Il y avait bien autre chose qu’une question de mots au fond de cette querelle théologique. Eu égard surtout au temps et au milieu où elle se développait, l’hérésie nouvelle menaçait non seulement la foi religieuse, mais l’avenir politique et social des nations européennes. Elle recommençait, en la transportant dans l’école, la lutte entre le catholicisme et le mahométisme, dont les héros de Poitiers et de Villedaigne avaient conjuré le péril sur les champs de bataille. Pour qui ne voyait plus dans Jésus qu’un Messie humain, distinct du Verbe éternel et incréé, un homme enfin, élu de Dieu, mais ne participant pas à la nature divine, quelle supériorité restait-il donc au prophète de Nazareth sur celui de la Mecque ? Le compromis était facile, la fusion probable entre les réformateurs du christianisme et les musulmans, avec lesquels ils vivaient en contact journalier.

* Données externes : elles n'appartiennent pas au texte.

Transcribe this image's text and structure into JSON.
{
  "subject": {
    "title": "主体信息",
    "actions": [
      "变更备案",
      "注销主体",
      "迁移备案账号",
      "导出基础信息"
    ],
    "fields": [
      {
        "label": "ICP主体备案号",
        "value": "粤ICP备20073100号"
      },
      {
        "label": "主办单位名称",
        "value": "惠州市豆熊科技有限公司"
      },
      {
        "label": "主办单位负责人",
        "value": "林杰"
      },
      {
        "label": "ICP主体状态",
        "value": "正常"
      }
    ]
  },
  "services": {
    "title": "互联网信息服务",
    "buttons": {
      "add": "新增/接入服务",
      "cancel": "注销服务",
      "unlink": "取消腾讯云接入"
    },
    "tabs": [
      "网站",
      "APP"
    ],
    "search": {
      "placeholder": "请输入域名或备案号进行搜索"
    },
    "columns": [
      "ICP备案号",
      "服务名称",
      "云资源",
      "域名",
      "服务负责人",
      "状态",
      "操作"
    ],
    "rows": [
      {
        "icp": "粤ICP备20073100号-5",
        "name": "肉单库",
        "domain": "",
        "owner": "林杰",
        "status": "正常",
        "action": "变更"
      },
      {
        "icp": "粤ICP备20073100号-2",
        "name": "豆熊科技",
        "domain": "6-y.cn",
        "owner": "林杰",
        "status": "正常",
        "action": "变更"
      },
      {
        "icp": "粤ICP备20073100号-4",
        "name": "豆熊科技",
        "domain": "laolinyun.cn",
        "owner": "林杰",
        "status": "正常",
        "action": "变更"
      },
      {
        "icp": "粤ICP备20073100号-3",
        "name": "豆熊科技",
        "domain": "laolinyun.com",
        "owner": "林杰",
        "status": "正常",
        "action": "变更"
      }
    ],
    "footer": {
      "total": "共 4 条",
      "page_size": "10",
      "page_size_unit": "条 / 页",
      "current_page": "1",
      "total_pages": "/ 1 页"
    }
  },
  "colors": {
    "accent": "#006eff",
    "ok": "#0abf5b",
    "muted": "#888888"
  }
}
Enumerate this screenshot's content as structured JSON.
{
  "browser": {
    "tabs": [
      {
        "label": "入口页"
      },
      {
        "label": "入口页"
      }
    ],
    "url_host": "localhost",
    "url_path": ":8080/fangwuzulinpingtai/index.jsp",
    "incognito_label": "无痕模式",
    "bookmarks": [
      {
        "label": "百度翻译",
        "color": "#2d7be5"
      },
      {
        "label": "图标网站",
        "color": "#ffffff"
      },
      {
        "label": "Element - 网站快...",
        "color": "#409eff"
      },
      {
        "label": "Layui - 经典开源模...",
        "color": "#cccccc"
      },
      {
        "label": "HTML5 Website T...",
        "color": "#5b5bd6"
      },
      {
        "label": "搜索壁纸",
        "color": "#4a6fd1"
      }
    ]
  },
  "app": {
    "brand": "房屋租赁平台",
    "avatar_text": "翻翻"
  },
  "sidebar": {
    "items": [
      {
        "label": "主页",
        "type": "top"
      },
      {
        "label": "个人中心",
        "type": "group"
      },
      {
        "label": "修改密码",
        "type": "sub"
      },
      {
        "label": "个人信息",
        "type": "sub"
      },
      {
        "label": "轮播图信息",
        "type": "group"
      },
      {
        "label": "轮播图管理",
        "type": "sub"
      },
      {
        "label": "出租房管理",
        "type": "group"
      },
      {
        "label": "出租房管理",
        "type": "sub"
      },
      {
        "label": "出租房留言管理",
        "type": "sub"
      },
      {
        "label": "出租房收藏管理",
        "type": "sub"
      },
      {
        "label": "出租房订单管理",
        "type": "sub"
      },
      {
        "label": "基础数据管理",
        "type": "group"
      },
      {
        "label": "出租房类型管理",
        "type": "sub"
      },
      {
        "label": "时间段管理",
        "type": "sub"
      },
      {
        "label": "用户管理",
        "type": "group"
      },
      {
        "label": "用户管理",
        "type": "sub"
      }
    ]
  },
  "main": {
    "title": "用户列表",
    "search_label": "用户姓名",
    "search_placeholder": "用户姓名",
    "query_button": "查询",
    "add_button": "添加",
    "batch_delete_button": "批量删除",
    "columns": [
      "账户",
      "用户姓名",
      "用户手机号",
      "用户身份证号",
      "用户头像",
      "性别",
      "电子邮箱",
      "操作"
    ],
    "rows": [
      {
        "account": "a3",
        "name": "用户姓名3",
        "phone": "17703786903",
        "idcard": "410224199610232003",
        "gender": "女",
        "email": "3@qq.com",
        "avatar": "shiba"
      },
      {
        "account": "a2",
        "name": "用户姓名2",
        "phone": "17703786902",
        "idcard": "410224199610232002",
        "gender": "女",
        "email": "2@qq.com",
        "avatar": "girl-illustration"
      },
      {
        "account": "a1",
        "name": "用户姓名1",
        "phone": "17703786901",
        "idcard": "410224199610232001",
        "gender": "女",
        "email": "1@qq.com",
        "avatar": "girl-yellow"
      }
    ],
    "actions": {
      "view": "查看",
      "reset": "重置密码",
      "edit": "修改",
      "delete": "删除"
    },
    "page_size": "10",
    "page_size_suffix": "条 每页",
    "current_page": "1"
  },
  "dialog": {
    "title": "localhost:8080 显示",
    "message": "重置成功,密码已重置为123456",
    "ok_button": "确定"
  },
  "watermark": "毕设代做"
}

Dès l’an 785, le pape Adrien prononça la condamnation de l’hérésie espagnole dans une lettre encyclique adressée à tous les évêques de la péninsule ibérique, leur prescrivant de se réunir en concile provincial pour arrêter cette propagande scandaleuse. Mais telles étaient déjà la puissance et l’audace des docteurs adoptiens, à la tète desquels on distinguait les métropolitains de Tolède et de Braga, qu’ils purent éluder la prescription pontificale et donner le change à leur église en détournant l’attention et les anathèmes de l’assemblée sur un léger abus introduit par l’évêque de Séville en matière de comput ecclésiastique, au sujet de la date de Pâques. Élipand et la plupart de ses partisans, sujets de l’émir de Cordoue, échappaient par là même à toute sanction civile des décrets du saint-siège. Mais la situation de l’évêque d’Urgel était différente. Il avait en Charlemagne un souverain attentif à faire respecter les lois de l’Église. Un concile tenu à Narbonne en 791, et où Félix siégea, n’ayant pris à l’égard de sa doctrine aucune décision, Charles manda aussitôt l’hérésiarque par-devant lui, à Regensburg. Condamné à l’unanimité par l’épiscopat franco-germain, Félix se rétracta et s’en alla ensuite chercher son absolution à Rome. Mais, à peine rentré dans son diocèse, il recommença à prêcher l’erreur. Élipand publia une longue apologie de l’adoptianisme qu’il adressa au roi frank lui-même, le priant de soumettre ses arguments à la critique des théologiens ; car il n’avait, disait-il, qu’une passion : découvrir la vérité.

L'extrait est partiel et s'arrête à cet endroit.